Interrupted transfers waste time and bandwidth when a large file has to start again from byte zero. Resuming a partial download lets wget reuse the bytes already written to disk, which is most useful for large archives, unstable links, and scheduled recovery jobs.
GNU wget resumes with -c or --continue by comparing the existing local file size with the remote object and requesting only the remaining bytes. Current GNU documentation also notes that -c is only for a partial file left by an earlier run, because a single wget invocation already retries a dropped connection during the current transfer.
Resume is only safe when the local file is still a valid prefix of the remote file. If the server ignores ranged requests, wget -c restarts the download from the beginning and can overwrite the partial file, and if the remote file changed rather than simply grew, appending the remaining bytes can leave a corrupted result.
$ cd ~/downloads/releases $ ls -lh release-bundle.tar.gz -rw-r--r-- 1 user user 96K Jun 6 10:00 release-bundle.tar.gz
Resume matches the existing local filename in the current directory, so renaming or moving the partial file changes what wget can continue.
$ wget -c https://downloads.example.net/releases/release-bundle.tar.gz --2026-06-06 10:00:38-- https://downloads.example.net/releases/release-bundle.tar.gz Resolving downloads.example.net (downloads.example.net)... 203.0.113.50 Connecting to downloads.example.net (downloads.example.net)|203.0.113.50|:443... connected. HTTP request sent, awaiting response... 206 Partial Content Length: 393216 (384K), 294912 (288K) remaining [application/gzip] Saving to: 'release-bundle.tar.gz' ##### snipped ##### 2026-06-06 10:00:38 (40.3 MB/s) - 'release-bundle.tar.gz' saved [393216/393216]
A 206 Partial Content response confirms that the server accepted the range request and sent only the missing bytes.
$ wget -c https://downloads.example.net/releases/release-bundle.tar.gz
--2026-06-06 10:00:38-- https://downloads.example.net/releases/release-bundle.tar.gz
Resolving downloads.example.net (downloads.example.net)... 203.0.113.50
Connecting to downloads.example.net (downloads.example.net)|203.0.113.50|:443... connected.
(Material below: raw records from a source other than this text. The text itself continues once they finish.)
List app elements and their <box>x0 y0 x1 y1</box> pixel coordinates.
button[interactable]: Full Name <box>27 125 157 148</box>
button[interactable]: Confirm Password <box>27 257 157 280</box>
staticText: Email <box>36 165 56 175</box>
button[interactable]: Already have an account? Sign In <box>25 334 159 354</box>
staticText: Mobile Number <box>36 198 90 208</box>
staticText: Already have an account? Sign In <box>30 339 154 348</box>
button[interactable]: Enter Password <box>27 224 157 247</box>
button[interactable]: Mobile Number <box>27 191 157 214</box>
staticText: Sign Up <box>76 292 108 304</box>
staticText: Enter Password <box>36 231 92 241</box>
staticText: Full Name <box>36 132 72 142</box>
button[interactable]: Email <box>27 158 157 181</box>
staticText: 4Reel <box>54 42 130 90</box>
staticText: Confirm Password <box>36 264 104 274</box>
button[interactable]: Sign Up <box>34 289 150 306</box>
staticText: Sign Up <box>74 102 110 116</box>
HTTP request sent, awaiting response... 416 Range Not Satisfiable
The file is already fully retrieved; nothing to do.
This is the clean success state for a completed resumed download: the file on disk already matches the full remote size.
$ rm -f release-bundle.tar.gz $ wget https://downloads.example.net/releases/release-bundle.tar.gz
A 200 OK response means the server ignored resume and wget restarted from byte zero, so keep the partial file only when it still belongs to the same remote object.